Background
Uncontrolled asthma in adults leads to poor clinical outcome, while the clinical heterogeneity of phenotypes interferes the applicable genetic determinants. This study aimed to identify phenotypes and genetic impact on poorly-controlled asthma to optimize individualized treatment strategies.
Methods
This propensity score-matched case-control study included 340 and 1020 asthmatics with poorly-controlled asthma and well-controlled asthma, respectively. Data were obtained from the 2008–2015 Taiwan Biobank Database and linked to the National Health Insurance Research Database. All asthmatics were aged ≥30 years, without cancer history, and each completed a questionnaire, physical examination, and genome-wide single nucleotide polymorphisms (SNPs). Multivariate adjusted odds ratios (ORs) for genetic risk scores were calculated using conditional logistic regression, stratified by age and sex.

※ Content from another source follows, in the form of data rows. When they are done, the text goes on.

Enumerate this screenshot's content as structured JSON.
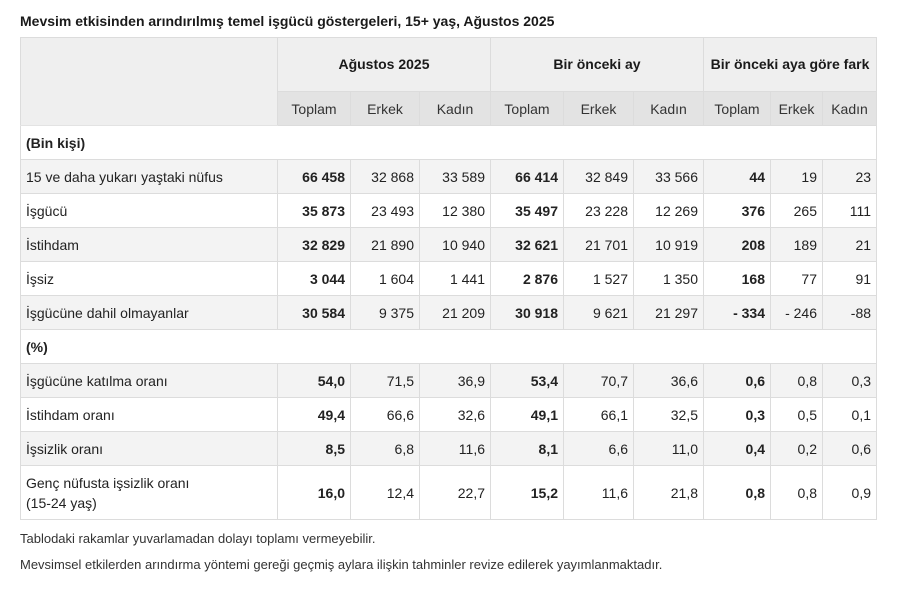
{
  "title": "Mevsim etkisinden arındırılmış temel işgücü göstergeleri, 15+ yaş, Ağustos 2025",
  "groups": [
    "Ağustos 2025",
    "Bir önceki ay",
    "Bir önceki aya göre fark"
  ],
  "subheaders": [
    "Toplam",
    "Erkek",
    "Kadın",
    "Toplam",
    "Erkek",
    "Kadın",
    "Toplam",
    "Erkek",
    "Kadın"
  ],
  "sections": [
    {
      "label": "(Bin kişi)",
      "rows": [
        {
          "label": "15 ve daha yukarı yaştaki nüfus",
          "values": [
            "66 458",
            "32 868",
            "33 589",
            "66 414",
            "32 849",
            "33 566",
            "44",
            "19",
            "23"
          ]
        },
        {
          "label": "İşgücü",
          "values": [
            "35 873",
            "23 493",
            "12 380",
            "35 497",
            "23 228",
            "12 269",
            "376",
            "265",
            "111"
          ]
        },
        {
          "label": "İstihdam",
          "values": [
            "32 829",
            "21 890",
            "10 940",
            "32 621",
            "21 701",
            "10 919",
            "208",
            "189",
            "21"
          ]
        },
        {
          "label": "İşsiz",
          "values": [
            "3 044",
            "1 604",
            "1 441",
            "2 876",
            "1 527",
            "1 350",
            "168",
            "77",
            "91"
          ]
        },
        {
          "label": "İşgücüne dahil olmayanlar",
          "values": [
            "30 584",
            "9 375",
            "21 209",
            "30 918",
            "9 621",
            "21 297",
            "- 334",
            "- 246",
            "-88"
          ]
        }
      ]
    },
    {
      "label": "(%)",
      "rows": [
        {
          "label": "İşgücüne katılma oranı",
          "values": [
            "54,0",
            "71,5",
            "36,9",
            "53,4",
            "70,7",
            "36,6",
            "0,6",
            "0,8",
            "0,3"
          ]
        },
        {
          "label": "İstihdam oranı",
          "values": [
            "49,4",
            "66,6",
            "32,6",
            "49,1",
            "66,1",
            "32,5",
            "0,3",
            "0,5",
            "0,1"
          ]
        },
        {
          "label": "İşsizlik oranı",
          "values": [
            "8,5",
            "6,8",
            "11,6",
            "8,1",
            "6,6",
            "11,0",
            "0,4",
            "0,2",
            "0,6"
          ]
        },
        {
          "label_line1": "Genç nüfusta işsizlik oranı",
          "label_line2": "(15-24 yaş)",
          "values": [
            "16,0",
            "12,4",
            "22,7",
            "15,2",
            "11,6",
            "21,8",
            "0,8",
            "0,8",
            "0,9"
          ]
        }
      ]
    }
  ],
  "notes": [
    "Tablodaki rakamlar yuvarlamadan dolayı toplamı vermeyebilir.",
    "Mevsimsel etkilerden arındırma yöntemi gereği geçmiş aylara ilişkin tahminler revize edilerek yayımlanmaktadır."
  ]
}
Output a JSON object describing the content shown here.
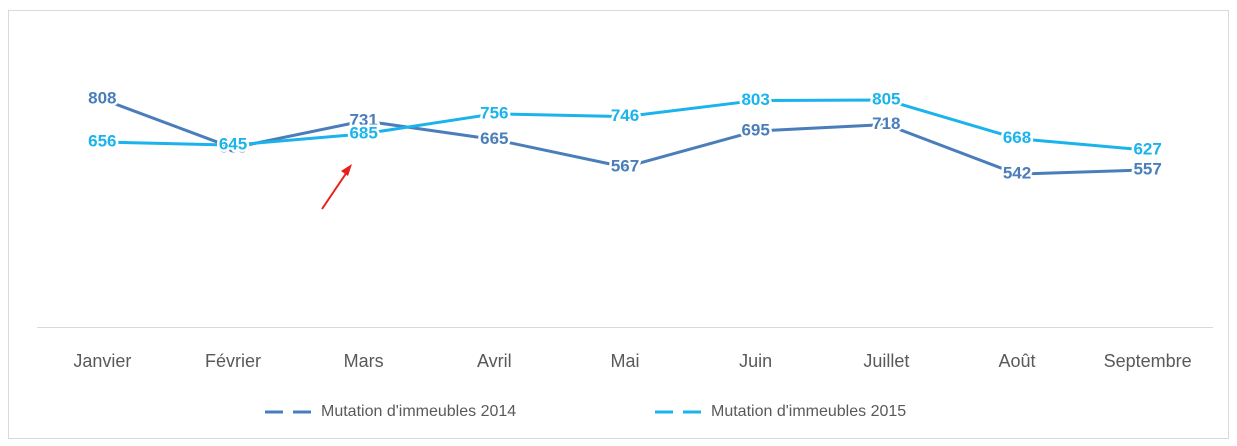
{
  "chart_data": {
    "type": "line",
    "categories": [
      "Janvier",
      "Février",
      "Mars",
      "Avril",
      "Mai",
      "Juin",
      "Juillet",
      "Août",
      "Septembre"
    ],
    "series": [
      {
        "name": "Mutation d'immeubles  2014",
        "color": "#4a7ebb",
        "values": [
          808,
          635,
          731,
          665,
          567,
          695,
          718,
          542,
          557
        ]
      },
      {
        "name": "Mutation d'immeubles 2015",
        "color": "#1ab3ec",
        "values": [
          656,
          645,
          685,
          756,
          746,
          803,
          805,
          668,
          627
        ]
      }
    ],
    "ylim": [
      0,
      1000
    ]
  }
}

A model integrating obesity- and asthma-associated phenotypes and genotypes was applied for poorly-controlled asthma risk prediction.
Results
General obesity with body mass index (BMI) ≥27 kg/m
2
(OR:1.49, 95% confidence interval (CI) 1.09–2.03), central obesity with waist-to-height ratio (WHtR) ≥0.5 (OR:1.62, 95% CI 1.22–2.15), and parental history of asthma (OR:1.65, and 1.68; for BMI model and WHtR model, respectively) were significantly associated with poorly-controlled asthma in adults, and the combination effect of both obesity phenotypes was 1.66 (95% CI 1.17–2.35). A total of 16 obesity-associated SNPs and 9 asthma-associated SNPs were converted into genetic scores, and the aforementioned phenotypes were incorporated into the risk prediction model for poorly-controlled asthma, with an area under curve 0.72 in the receiver operating characteristic curve. The potential biological functions of genes are involved in immunity pathways.
Conclusion
The prediction model integrating obesity-asthma phenotypes and genotypes for poorly-controlled asthma can facilitate the prediction of high-risk asthma and provide potential targets for novel treatment.